Bureaux de Dieu (Les)
Réalisé par Claire Simon (2008)
| Durée | 121 minutes |
| Sortie | 05/11/2008 |
| Note | 4/10 |
Au centre Jean Jaurès du Planning familial à Paris, des femmes et quelques hommes, conseillères ou médecins, accueillent des femmes qui envisagent un avortement, suite à une grossesse involontaire, ou qui veulent se renseigner sur les différentes méthodes de contraception.
Les critiques
Par Mulder 28/10/2008
Reste que le casting de cette oeuvre est assez intéressant : Nathalie Baye, Michel Boujenah, Isabelle Carré, Béatrice Dalle, Nicole Garcia, ... Pendant près de deux longues heures, nous assistons à des entretiens répétitifs et laborieux. La réaction dans la salle pendant la projection de presse fut assez représentative de cette sensation. En effet, sur les quinze personnes présentes, une bonne moitié a quitté la salle au bout d'une petite demie heure.
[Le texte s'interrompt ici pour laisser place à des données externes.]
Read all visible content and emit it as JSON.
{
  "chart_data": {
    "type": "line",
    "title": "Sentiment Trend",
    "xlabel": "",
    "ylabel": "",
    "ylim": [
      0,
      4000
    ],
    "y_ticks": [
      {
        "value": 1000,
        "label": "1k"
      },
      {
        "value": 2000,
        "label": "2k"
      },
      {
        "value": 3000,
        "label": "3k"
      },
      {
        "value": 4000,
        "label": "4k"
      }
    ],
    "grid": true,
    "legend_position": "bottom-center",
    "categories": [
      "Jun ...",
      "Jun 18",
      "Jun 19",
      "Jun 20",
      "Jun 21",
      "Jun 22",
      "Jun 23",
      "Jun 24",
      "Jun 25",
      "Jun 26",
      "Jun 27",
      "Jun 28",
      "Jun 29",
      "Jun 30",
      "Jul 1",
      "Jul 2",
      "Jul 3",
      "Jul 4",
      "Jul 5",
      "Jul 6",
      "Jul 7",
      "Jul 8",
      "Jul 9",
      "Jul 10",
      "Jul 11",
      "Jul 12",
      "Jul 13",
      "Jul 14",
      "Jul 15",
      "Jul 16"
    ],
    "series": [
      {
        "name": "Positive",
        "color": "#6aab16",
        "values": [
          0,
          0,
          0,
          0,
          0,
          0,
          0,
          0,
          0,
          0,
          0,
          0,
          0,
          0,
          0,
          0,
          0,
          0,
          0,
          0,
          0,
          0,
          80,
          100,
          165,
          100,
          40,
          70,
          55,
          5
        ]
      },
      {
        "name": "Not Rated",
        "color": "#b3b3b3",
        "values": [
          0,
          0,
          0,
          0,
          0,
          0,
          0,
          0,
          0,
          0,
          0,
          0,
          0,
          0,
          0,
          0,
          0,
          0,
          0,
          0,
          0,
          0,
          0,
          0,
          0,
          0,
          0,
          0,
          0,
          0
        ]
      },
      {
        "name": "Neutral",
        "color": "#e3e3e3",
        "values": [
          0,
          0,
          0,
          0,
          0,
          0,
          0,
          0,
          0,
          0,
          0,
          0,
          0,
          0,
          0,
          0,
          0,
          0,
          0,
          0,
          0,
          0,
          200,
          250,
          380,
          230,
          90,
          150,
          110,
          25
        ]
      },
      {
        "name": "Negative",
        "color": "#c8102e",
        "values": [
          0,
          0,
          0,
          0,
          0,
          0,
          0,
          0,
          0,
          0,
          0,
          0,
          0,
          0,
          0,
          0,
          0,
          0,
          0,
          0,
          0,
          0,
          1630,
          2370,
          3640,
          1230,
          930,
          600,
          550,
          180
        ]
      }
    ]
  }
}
Reste que ce film est un film qui aurait plus sa place sur Arte que dans une salle de cinéma !
Vu le 1er octobre 2008, au Centre Wallonie de Bruxelles
Par Tootpadu 07/10/2008
Entendre les témoignages des femmes en consultation, basés sur des entretiens qui ont réellement eu lieu, cela revient à prendre le pouls d'une société qui se dit progressiste, mais dans laquelle les femmes sont souvent laissé seules face au dilemme de la grossesse involontaire. En effet, la partie masculine du problème brille par son absence, comme c'est hélas trop souvent le cas dans la vie réelle. Du coup, c'est aux femmes d'assumer des responsabilités qu'il serait infiniment plus aisé de prendre à deux, et de porter ainsi seules le joug de leur rôle biologique et, par répercussion, social. Tel un fil rouge, la solitude face à la décision d'avorter ou pas rassemble les histoires diverses évoquées.
L'inclusion d'un large éventail de problématiques, de la mère qui ne veut pas d'un troisième enfant aux jeunes filles à la découverte de leur sexualité, permet au film de brosser un tableau global du sujet. Dans cette démarche réside à la fois le garant de la pertinence sociale des Bureaux de Dieu et le risque d'une évocation trop sommaire de tout ce que la vie contemporaine peut produire d'accidentel. Si ce n'était pour la justesse du regard de la réalisatrice, la forme chorale du film pourrait bien apparaître comme un défilé de cas si exemplaires, qu'ils en perdraient leurs caractéristiques individuelles et humaines. Claire Simon ne réussit en effet pas à nous affranchir complètement de cette sensation de regarder une encyclopédie universelle sur les raisons qui peuvent pousser des femmes à recourir à l'avortement.
Enfin, en parlant de l'interruption volontaire de grossesse, le point de vue militant du film à ce sujet ne fait pas de doute. Même si les conseillères écoutent attentivement les femmes en consultation, l'absence totale du moindre cas d'affirmation de la vie en construction et de refus de l'avortement désigne clairement les tendances féministes du film. Libre à chacun d'en penser ce qu'il veut, puisque le sujet réel du film est plutôt le discours confidentiel sur un aspect essentiel de l'identité sexuelle féminine.